In a wish-fulfillment tale with an allegorical drift from Australia, anything Ruby draws with a certain pen comes true.
The nose-picking headmaster, the sycophantic house mistress, the aptly named teacher Miss Vermin, and her sneering dorm-mate Sasha Sword are all vicious bullies who make life at her new boarding school a misery. So 12-year-old Ruby is thrilled to discover that her new fountain pen is magical. How satisfying it is to draw Sasha with a huge exploding zit and a massive splot of bird poop on her head…and then see both calamities come to pass. Better yet, when Sasha steals the pen, the bees she draws attacking Ruby instead descend on her!

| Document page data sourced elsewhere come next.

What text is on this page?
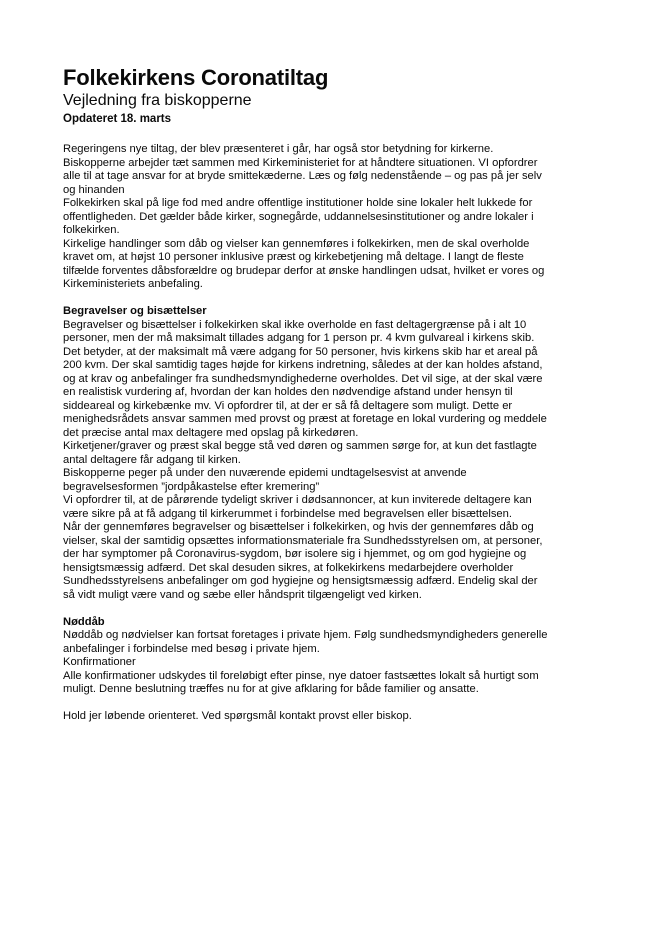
Folkekirkens Coronatiltag
Vejledning fra biskopperne
Opdateret 18. marts
Regeringens nye tiltag, der blev præsenteret i går, har også stor betydning for kirkerne.
Biskopperne arbejder tæt sammen med Kirkeministeriet for at håndtere situationen. VI opfordrer
alle til at tage ansvar for at bryde smittekæderne. Læs og følg nedenstående – og pas på jer selv
og hinanden
Folkekirken skal på lige fod med andre offentlige institutioner holde sine lokaler helt lukkede for
offentligheden. Det gælder både kirker, sognegårde, uddannelsesinstitutioner og andre lokaler i
folkekirken.
Kirkelige handlinger som dåb og vielser kan gennemføres i folkekirken, men de skal overholde
kravet om, at højst 10 personer inklusive præst og kirkebetjening må deltage. I langt de fleste
tilfælde forventes dåbsforældre og brudepar derfor at ønske handlingen udsat, hvilket er vores og
Kirkeministeriets anbefaling.
Begravelser og bisættelser
Begravelser og bisættelser i folkekirken skal ikke overholde en fast deltagergrænse på i alt 10
personer, men der må maksimalt tillades adgang for 1 person pr. 4 kvm gulvareal i kirkens skib.
Det betyder, at der maksimalt må være adgang for 50 personer, hvis kirkens skib har et areal på
200 kvm. Der skal samtidig tages højde for kirkens indretning, således at der kan holdes afstand,
og at krav og anbefalinger fra sundhedsmyndighederne overholdes. Det vil sige, at der skal være
en realistisk vurdering af, hvordan der kan holdes den nødvendige afstand under hensyn til
siddeareal og kirkebænke mv. Vi opfordrer til, at der er så få deltagere som muligt. Dette er
menighedsrådets ansvar sammen med provst og præst at foretage en lokal vurdering og meddele
det præcise antal max deltagere med opslag på kirkedøren.
Kirketjener/graver og præst skal begge stå ved døren og sammen sørge for, at kun det fastlagte
antal deltagere får adgang til kirken.
Biskopperne peger på under den nuværende epidemi undtagelsesvist at anvende
begravelsesformen ”jordpåkastelse efter kremering”
Vi opfordrer til, at de pårørende tydeligt skriver i dødsannoncer, at kun inviterede deltagere kan
være sikre på at få adgang til kirkerummet i forbindelse med begravelsen eller bisættelsen.
Når der gennemføres begravelser og bisættelser i folkekirken, og hvis der gennemføres dåb og
vielser, skal der samtidig opsættes informationsmateriale fra Sundhedsstyrelsen om, at personer,
der har symptomer på Coronavirus-sygdom, bør isolere sig i hjemmet, og om god hygiejne og
hensigtsmæssig adfærd. Det skal desuden sikres, at folkekirkens medarbejdere overholder
Sundhedsstyrelsens anbefalinger om god hygiejne og hensigtsmæssig adfærd. Endelig skal der
så vidt muligt være vand og sæbe eller håndsprit tilgængeligt ved kirken.
Nøddåb
Nøddåb og nødvielser kan fortsat foretages i private hjem. Følg sundhedsmyndigheders generelle
anbefalinger i forbindelse med besøg i private hjem.
Konfirmationer
Alle konfirmationer udskydes til foreløbigt efter pinse, nye datoer fastsættes lokalt så hurtigt som
muligt. Denne beslutning træffes nu for at give afklaring for både familier og ansatte.
Hold jer løbende orienteret. Ved spørgsmål kontakt provst eller biskop.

So thoroughly does Ruby’s newfound power go to her head, though, that her personality begins to change. Even best friend Faviola is turning away—not from jealousy, Ruby ultimately realizes, but because everything that she draws either hurts someone or makes things worse. But even as she’s making the creditable decision to put the pen away, the discovery that the headmaster is secretly selling a patch of the school’s woodland to be leveled and made into a theme park sparks a desperate, climactically successful search for alternate ways to scupper the scheme. Afterward, though, she’s determined to be rid of the pen—but that’s another story. Dignam’s energetic ink-and-wash illustrations enhance the Roald Dahl–esque hijinks. Ruby reads White; names and illustrations signal diversity in the supporting cast.
An engaging study of power and moral choices.